Mais ça, c’est l’Espagne. Et comme le disait si justement le philosophe Pascal : « Vérité en-deçà des Pyrénées, erreur au-delà. » Autrement dit, le parallèle n’est pas évident. Certes, Nicolas Sarkozy fait implicitement la même analyse que Jean-Luc Mélenchon en réclamant dans les colonnes du Parisien un leader qui soit capable de rassembler les amis de messieurs Zemmour, Macron et Ciotti.
Gérald Darmanin
Ce leader, bien sûr, c’est Gérald Darmanin. Comme l’ancien ministre de l’Intérieur puis de l’Économie de Jacques Chirac, Darmanin s’essaie au périlleux exercice d’avoir un pied dans le gouvernement et un pied en dehors. Mais Emmanuel Macron est bien décidé à ne pas laisser son ministre de l’Intérieur répéter le numéro de Sarkozy, d’autant qu’il le connaît par cœur. Le chef de l’État s’est lui-même servi de son poste de ministre de l’Économie de François Hollande pour préparer sa campagne de 2017.
Sur instruction de l’Élysée, Élisabeth Borne s’est donc parachutée à la réunion de Tourcoing.
Notre unité et notre force, nous devons la protéger à tout prix, c’est la condition pour continuer à agir et ne pas paver nous-mêmes le chemin des extrêmes.
Élisabeth Borne, Première ministre, CNews, 27 août 2023
Profil bas
Du coup, Darmanin l’a joué profil bas.
La vérité, mes amis, c’est que le président de la République et sa majorité ont fait bien plus que quiconque pour les Français modestes. Le chômage n’a jamais autant baissé. Et c’est d’autant de victoires pour tous ces travailleurs, ces employés qui vivaient la peur de ne plus avoir un emploi. Et on le doit au président de la République et à son gouvernement.
Gérald Darmanin, ministre de l’Intérieur, CNews, 27 août 2023
Balle au centre, donc. Du côté des Républicains, l’heure n’est certainement pas à une alliance avec les macronistes.
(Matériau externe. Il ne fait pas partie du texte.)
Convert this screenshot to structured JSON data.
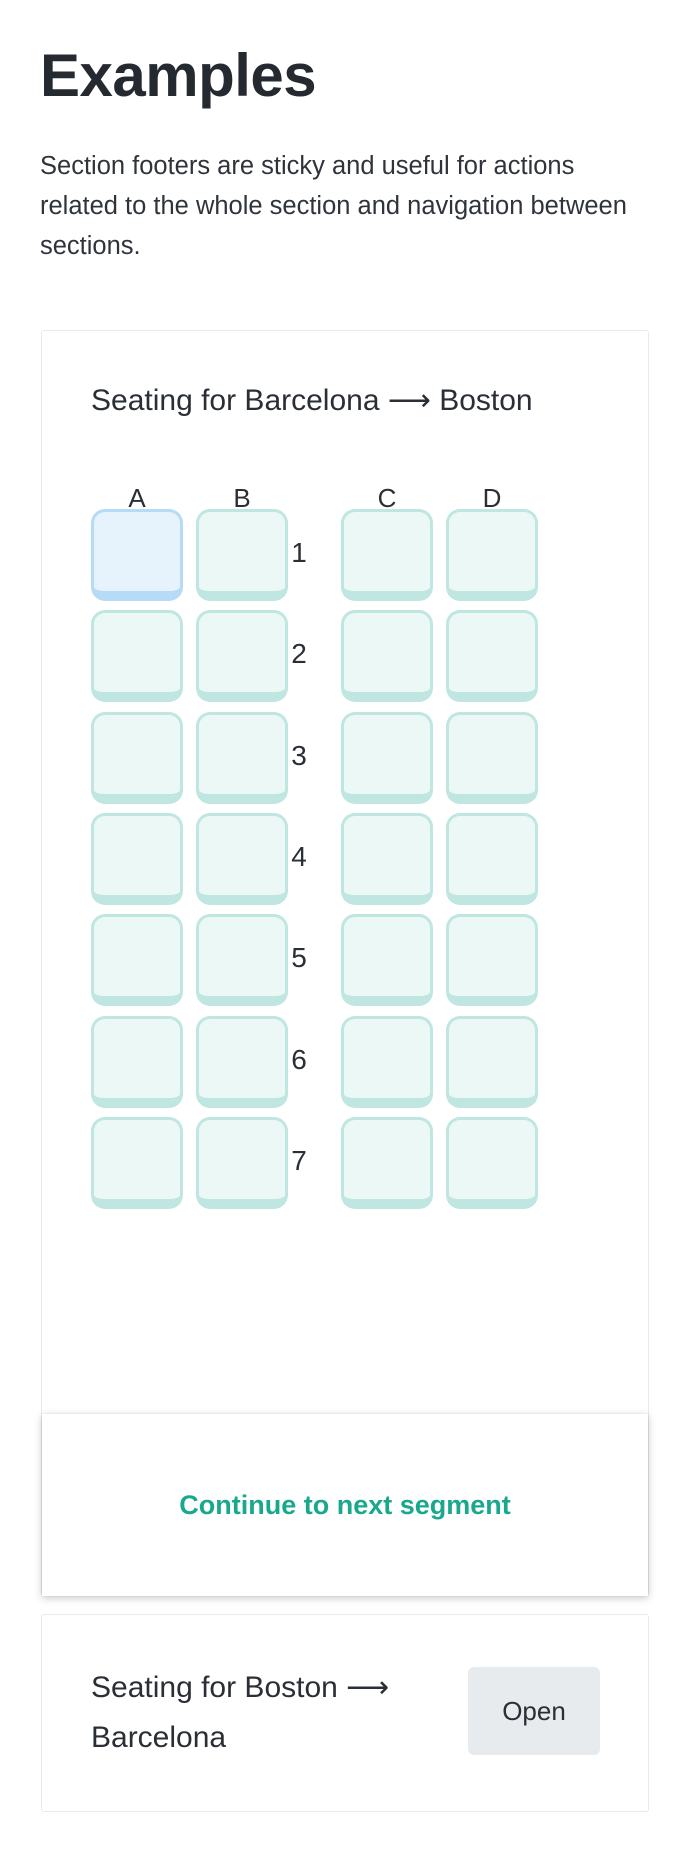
{
  "page": {
    "title": "Examples",
    "description": "Section footers are sticky and useful for actions related to the whole section and navigation between sections."
  },
  "section1": {
    "title_from": "Seating for Barcelona",
    "arrow": "⟶",
    "title_to": "Boston",
    "columns": [
      "A",
      "B",
      "C",
      "D"
    ],
    "rows": [
      "1",
      "2",
      "3",
      "4",
      "5",
      "6",
      "7"
    ],
    "selected_seat": "1A",
    "footer_action": "Continue to next segment"
  },
  "section2": {
    "title_from": "Seating for Boston",
    "arrow": "⟶",
    "title_to": "Barcelona",
    "open_label": "Open"
  },
  "colors": {
    "seat_border": "#bfe6e1",
    "seat_fill": "#ecf8f6",
    "seat_selected_border": "#b5dbf6",
    "seat_selected_fill": "#e6f3fc",
    "accent": "#1aa88c"
  }
}
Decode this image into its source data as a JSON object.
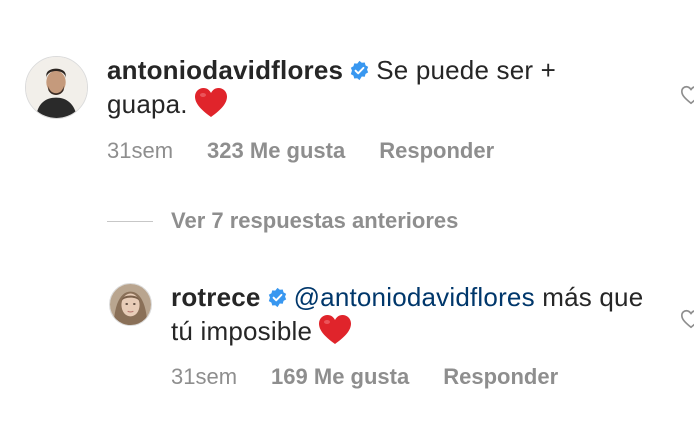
{
  "comments": [
    {
      "username": "antoniodavidflores",
      "verified": true,
      "text": "Se puede ser + guapa.",
      "emoji": "heart",
      "time": "31sem",
      "likes": "323 Me gusta",
      "reply_label": "Responder"
    },
    {
      "username": "rotrece",
      "verified": true,
      "mention": "@antoniodavidflores",
      "text": "más que tú imposible",
      "emoji": "heart",
      "time": "31sem",
      "likes": "169 Me gusta",
      "reply_label": "Responder"
    }
  ],
  "view_replies": {
    "label": "Ver 7 respuestas anteriores"
  },
  "icons": {
    "verified": "verified-badge-icon",
    "heart_emoji": "red-heart-emoji",
    "like": "heart-outline-icon"
  },
  "colors": {
    "verified_blue": "#3897f0",
    "mention_blue": "#00376b",
    "heart_red": "#e0242b",
    "meta_gray": "#8e8e8e"
  }
}
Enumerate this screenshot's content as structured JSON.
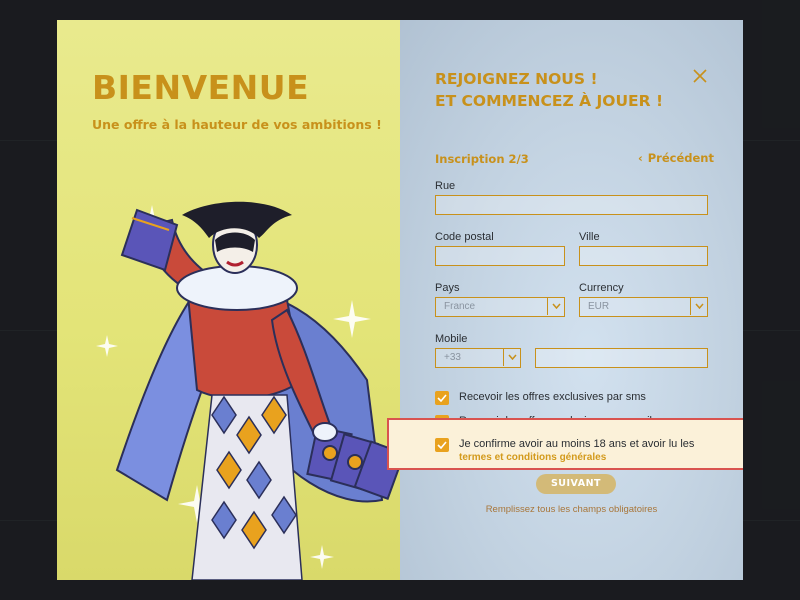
{
  "left": {
    "title": "BIENVENUE",
    "subtitle": "Une offre à la hauteur de vos ambitions !",
    "illustration": "harlequin-jester-card-illustration"
  },
  "right": {
    "title_line1": "REJOIGNEZ NOUS !",
    "title_line2": "ET COMMENCEZ À JOUER !",
    "close_icon": "close-icon",
    "step": "Inscription 2/3",
    "prev": "Précédent",
    "fields": {
      "street": {
        "label": "Rue",
        "value": ""
      },
      "postal": {
        "label": "Code postal",
        "value": ""
      },
      "city": {
        "label": "Ville",
        "value": ""
      },
      "country": {
        "label": "Pays",
        "value": "France"
      },
      "currency": {
        "label": "Currency",
        "value": "EUR"
      },
      "mobile": {
        "label": "Mobile",
        "prefix": "+33",
        "value": ""
      }
    },
    "checkboxes": [
      {
        "label": "Recevoir les offres exclusives par sms",
        "checked": true
      },
      {
        "label": "Recevoir les offres exclusives par email",
        "checked": true
      },
      {
        "label": "Je confirme avoir au moins 18 ans et avoir lu les",
        "link": "termes et conditions générales",
        "checked": true
      }
    ],
    "submit": "SUIVANT",
    "note": "Remplissez tous les champs obligatoires"
  },
  "colors": {
    "accent": "#c8911b",
    "checkbox": "#e9a21e",
    "highlight_border": "#d9534f"
  }
}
Écoutez Éric Ciotti détailler ce qu’il compte dire au chef de l’État, mercredi 30 août.
Horizon lointain
Je lui demanderai naturellement de s’opposer à toute forme de régularisation comme c’est aujourd’hui le cas dans le texte qui nous est présenté à l’Assemblée nationale et au Sénat, mon cher Bruno, par monsieur Darmanin.
Éric Ciotti, député des Alpes-Maritimes et président du parti Les Républicains, images fournies par LR, 27 août 2023
Ce projet de loi sur l’immigration validera ou non l’existence d’un front commun allant des macronistes à l’extrême droite, en passant par Les Républicains. Il y a encore quelques semaines, ces derniers menaçaient le gouvernement d’une motion de censure en cas de recours à l’article 49-3 pour l’adoption du projet de loi. Ils semblent maintenant privilégier l’exigence d’un référendum.
Mais ce qui est certain, c’est qu’ils n’accepteront pas la régularisation des travailleurs sans papiers dans les métiers en tension. Inversement, le MoDem et l’aile gauche des macronistes – il y en a – n’accepteront pas le retrait de ce volet du projet de loi. L’horizon d’une union des droites reste donc lointain. Tant que les macronistes n’auront pas essuyé une défaite électorale d’ampleur, la recomposition autour de l’extrême droite restera bloquée.